May 23rd, 2012

Cancer and how to disprove it

Hi, first time poster with some (kind of?) complicated med facts asks and a post that is well into tl:dr territory.  Hope that's okay.

My scenario is:

- MC1 has been diagnosed with cancer (osteosarcoma in the femur) but it's a set-up by evil guy (faked pathology results, planted doctors, etc).  Nothing wrong with MC1, but the resulting chemo treatment (high dose methotrexate) starts to kill him -- also something evil guy has designed to happen.  

- MC2 is out to try and basically find a cure for cancer (oh what the hell, it's Sherlock and apparently there's nothing he can't do so I'm just rolling with it), but eventually finds out what's going on, and the jig is up.
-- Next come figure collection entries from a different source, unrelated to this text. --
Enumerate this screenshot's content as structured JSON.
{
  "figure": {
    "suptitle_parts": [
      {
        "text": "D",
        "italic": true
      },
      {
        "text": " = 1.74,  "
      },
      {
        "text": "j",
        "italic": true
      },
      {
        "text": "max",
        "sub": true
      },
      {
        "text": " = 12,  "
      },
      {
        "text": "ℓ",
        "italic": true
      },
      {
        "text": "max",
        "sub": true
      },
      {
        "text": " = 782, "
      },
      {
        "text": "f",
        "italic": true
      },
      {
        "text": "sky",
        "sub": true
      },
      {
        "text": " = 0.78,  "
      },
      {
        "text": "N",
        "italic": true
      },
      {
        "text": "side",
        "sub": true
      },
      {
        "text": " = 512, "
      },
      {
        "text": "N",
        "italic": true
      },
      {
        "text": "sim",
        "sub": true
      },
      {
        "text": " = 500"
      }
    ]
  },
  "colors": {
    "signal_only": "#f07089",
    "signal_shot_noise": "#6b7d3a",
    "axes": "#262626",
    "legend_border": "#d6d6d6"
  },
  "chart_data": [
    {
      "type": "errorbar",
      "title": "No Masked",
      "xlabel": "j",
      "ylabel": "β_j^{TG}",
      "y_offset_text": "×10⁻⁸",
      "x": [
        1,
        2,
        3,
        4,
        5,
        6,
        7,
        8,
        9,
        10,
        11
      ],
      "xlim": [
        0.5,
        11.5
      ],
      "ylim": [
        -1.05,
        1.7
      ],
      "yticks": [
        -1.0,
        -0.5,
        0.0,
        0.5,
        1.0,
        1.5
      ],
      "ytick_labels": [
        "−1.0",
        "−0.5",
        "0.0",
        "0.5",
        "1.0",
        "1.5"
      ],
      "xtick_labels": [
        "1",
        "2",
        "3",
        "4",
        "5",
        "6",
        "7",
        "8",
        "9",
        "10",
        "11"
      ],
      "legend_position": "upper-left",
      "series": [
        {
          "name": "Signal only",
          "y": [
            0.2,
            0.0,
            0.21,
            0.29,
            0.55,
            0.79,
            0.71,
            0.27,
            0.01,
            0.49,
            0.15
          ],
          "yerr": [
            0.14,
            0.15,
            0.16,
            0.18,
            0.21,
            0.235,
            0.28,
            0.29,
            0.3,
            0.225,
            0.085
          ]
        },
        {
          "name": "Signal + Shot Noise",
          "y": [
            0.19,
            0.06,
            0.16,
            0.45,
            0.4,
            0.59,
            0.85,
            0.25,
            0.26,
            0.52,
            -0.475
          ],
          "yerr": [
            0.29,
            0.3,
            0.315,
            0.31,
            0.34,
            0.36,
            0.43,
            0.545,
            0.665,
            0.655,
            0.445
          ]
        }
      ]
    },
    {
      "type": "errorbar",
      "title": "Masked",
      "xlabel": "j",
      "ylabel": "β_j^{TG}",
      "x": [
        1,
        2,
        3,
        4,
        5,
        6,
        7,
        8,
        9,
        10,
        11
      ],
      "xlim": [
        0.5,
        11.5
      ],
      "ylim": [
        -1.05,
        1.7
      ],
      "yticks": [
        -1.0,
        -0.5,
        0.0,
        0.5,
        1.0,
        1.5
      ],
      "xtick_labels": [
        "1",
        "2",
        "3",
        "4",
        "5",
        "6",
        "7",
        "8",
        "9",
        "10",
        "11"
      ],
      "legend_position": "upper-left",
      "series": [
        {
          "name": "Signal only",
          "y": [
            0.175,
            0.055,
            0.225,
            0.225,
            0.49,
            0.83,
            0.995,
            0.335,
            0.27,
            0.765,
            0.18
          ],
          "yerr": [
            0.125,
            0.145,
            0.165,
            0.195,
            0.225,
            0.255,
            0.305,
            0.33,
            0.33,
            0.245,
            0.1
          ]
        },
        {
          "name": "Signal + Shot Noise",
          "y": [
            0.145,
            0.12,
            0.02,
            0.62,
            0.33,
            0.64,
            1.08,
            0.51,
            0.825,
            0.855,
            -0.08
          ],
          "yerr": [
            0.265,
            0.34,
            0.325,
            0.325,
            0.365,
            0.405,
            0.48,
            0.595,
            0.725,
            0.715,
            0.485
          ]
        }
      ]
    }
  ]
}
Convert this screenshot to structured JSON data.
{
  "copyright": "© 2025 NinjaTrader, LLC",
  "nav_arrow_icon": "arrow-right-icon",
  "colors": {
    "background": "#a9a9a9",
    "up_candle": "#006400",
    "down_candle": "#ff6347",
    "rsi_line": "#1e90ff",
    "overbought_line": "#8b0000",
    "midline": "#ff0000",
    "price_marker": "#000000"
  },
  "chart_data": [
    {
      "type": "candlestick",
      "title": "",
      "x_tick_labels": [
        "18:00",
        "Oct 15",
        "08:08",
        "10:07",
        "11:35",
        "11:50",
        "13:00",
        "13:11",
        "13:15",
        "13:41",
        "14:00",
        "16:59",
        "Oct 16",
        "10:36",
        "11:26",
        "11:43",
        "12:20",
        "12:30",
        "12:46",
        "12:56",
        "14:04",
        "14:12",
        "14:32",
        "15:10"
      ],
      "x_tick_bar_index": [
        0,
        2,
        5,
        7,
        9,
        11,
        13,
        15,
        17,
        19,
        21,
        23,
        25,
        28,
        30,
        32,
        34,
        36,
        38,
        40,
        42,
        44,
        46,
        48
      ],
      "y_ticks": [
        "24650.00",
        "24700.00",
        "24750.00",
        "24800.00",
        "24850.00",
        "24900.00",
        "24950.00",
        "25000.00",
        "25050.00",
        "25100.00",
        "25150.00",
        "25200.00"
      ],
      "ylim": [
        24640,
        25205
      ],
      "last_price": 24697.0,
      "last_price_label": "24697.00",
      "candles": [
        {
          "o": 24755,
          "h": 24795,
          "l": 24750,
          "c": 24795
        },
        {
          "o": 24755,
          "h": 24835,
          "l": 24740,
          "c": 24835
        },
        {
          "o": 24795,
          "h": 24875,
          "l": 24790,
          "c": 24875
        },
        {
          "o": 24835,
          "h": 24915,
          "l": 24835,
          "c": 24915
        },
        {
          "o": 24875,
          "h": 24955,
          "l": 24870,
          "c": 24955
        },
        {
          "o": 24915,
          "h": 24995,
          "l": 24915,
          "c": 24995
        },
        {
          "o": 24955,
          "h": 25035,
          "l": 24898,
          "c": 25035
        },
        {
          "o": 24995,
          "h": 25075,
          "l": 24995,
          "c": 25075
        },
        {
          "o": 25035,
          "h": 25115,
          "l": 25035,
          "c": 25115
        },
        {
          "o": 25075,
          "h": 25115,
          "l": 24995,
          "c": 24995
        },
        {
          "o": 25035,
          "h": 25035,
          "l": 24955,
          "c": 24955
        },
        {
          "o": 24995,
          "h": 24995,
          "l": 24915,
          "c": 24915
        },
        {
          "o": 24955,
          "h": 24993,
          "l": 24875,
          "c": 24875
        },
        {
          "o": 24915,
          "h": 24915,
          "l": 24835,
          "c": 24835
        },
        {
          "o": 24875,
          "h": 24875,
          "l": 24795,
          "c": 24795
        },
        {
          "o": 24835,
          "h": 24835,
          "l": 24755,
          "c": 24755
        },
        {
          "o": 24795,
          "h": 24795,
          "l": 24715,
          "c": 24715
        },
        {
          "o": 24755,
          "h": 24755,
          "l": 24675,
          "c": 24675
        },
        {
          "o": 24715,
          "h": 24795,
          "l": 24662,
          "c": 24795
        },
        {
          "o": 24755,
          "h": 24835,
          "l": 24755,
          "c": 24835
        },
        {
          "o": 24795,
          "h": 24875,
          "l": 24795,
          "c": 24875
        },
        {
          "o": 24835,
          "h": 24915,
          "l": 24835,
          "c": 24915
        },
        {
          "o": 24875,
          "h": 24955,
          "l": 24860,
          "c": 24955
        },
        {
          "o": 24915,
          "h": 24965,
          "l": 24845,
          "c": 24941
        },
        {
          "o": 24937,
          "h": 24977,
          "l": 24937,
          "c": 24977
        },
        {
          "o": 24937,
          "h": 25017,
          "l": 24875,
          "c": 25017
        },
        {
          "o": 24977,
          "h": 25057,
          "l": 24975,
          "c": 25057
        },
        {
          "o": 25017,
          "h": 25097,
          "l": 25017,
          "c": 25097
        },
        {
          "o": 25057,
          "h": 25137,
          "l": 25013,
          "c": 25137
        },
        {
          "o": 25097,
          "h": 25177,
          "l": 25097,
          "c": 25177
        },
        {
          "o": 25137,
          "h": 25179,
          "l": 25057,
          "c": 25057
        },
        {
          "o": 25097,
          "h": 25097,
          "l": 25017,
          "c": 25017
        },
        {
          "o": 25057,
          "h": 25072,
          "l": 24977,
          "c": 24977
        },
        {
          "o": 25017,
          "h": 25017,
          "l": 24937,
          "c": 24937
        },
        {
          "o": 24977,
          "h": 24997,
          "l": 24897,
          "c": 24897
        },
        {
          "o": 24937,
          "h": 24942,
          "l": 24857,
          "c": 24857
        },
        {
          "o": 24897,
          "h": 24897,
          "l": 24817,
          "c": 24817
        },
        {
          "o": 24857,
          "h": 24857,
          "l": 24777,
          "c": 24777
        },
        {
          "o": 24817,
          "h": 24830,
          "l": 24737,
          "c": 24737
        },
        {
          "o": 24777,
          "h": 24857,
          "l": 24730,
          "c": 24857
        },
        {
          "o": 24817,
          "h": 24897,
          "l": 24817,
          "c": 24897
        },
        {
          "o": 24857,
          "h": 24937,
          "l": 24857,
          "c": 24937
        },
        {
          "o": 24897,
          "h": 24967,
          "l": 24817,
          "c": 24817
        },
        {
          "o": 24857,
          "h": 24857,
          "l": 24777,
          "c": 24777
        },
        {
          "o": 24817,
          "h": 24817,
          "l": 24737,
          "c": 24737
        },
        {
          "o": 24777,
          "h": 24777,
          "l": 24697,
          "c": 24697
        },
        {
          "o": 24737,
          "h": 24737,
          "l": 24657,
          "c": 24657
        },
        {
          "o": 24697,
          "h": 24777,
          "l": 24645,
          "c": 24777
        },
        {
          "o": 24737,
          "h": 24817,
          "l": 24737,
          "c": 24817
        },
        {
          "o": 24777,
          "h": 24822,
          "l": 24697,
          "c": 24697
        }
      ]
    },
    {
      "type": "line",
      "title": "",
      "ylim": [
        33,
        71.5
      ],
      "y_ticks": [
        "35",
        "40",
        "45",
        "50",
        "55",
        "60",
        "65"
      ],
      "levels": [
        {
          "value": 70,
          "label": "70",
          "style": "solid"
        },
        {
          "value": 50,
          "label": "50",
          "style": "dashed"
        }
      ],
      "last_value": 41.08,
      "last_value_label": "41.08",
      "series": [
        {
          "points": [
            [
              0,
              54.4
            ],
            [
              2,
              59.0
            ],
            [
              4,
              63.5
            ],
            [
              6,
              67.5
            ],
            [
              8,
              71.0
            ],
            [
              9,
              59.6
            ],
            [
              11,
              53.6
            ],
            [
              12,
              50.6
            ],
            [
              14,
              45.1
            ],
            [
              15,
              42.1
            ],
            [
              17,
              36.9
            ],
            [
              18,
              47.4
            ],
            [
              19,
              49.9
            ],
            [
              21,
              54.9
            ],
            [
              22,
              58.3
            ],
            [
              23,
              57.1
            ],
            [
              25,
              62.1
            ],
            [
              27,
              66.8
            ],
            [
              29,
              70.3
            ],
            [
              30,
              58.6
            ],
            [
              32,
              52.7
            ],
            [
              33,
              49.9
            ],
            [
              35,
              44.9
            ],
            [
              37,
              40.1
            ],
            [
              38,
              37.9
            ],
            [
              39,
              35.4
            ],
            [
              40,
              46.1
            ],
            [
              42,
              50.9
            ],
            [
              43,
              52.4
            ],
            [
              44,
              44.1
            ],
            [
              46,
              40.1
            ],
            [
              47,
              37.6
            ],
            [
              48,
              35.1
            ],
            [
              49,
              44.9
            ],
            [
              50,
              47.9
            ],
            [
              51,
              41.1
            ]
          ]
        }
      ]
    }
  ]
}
So what I've got Sherlock doing is feverishly replicating all pathology results to see if there's anything that's been missed, and this is the trail that's eventually going to reveal the truth.  It's also the trail by which he hopes to find some ameliorating medical way to keep John healthy (ie, the 'cure').  

What I need:

- What are the steps Sherlock could take to start checking on results?

So far, I've got him doubting the results of an ALP test because he's done bloods on John for calcium (which comes in normal) and GGT or 5'-nucleotidase (which comes in low).  Both seem to contraindicate a bone disorder.  He's also going to do an ALP isoenzyme test to test the rigour of the initial ALP.  (is that logical, btw?  It made sense on the internet but my layperson google-fu has probably missed something really basic.)

What, medically, should/could he check next that would present similar contraindications? They can't be huge glaring errors, but they do need to be replicable so he can find the inconsistencies.

- Chemo: 
Are there any specific protocols I need to use with the chemo? 
How long will it take for John to get really, really sick without outright killing him? I guess I'm looking for cumulative dosage info here.

(John's going to go on a Neoadjuvant chemo cycle, just because it was the most postpone-y thing I could think of without putting him under the knife (and the lit seems to suggest it's gaining popularity as a treatment).  The methotrexate bit will happen here, and I hope to give him just enough to make him sick, but not so much that his bone marrow completely dissolves or anything).

- Experiences of chemo: from what I read, these are variable and can range from outright debilitating to being able to work the next day.  What is the qualitative info I can give the reader that will not completely insult anyone who's suffered cancer, but will still bear a resemblance to a true chemo experience?

- A cure for cancer.  This is not the focus of the story in any way, but it does need to make an appearance in the beginning, at least until Sherlock swerves onto the trail of wrong stuff.  So what can I stuff into his mouth to make it sound like he's actually making a start on this without taking it all the way into crazytown?

Thank you in advance to anyone who can help in any way (and also if you've managed to make it all the way to the end of this post).

I look forward to your thoughts.


---------------------------------------------------------------------------------------------------------------------------------------------------------------

ETA 24/5:

Sorry, turns out I've left out some pretty vital info:

- John has had bloods and X-rays.  Both came back looking definitive for cancer, the latter for osteosarcoma in the femur.
- John is definitely experiencing pain -- it's the thing that triggers the check-up that leads to the diagnosis.
- The reason he's experiencing pain is a secret plot point that will probably come back to bite me in the ass.

Thank you all for your comments so far, they've been great.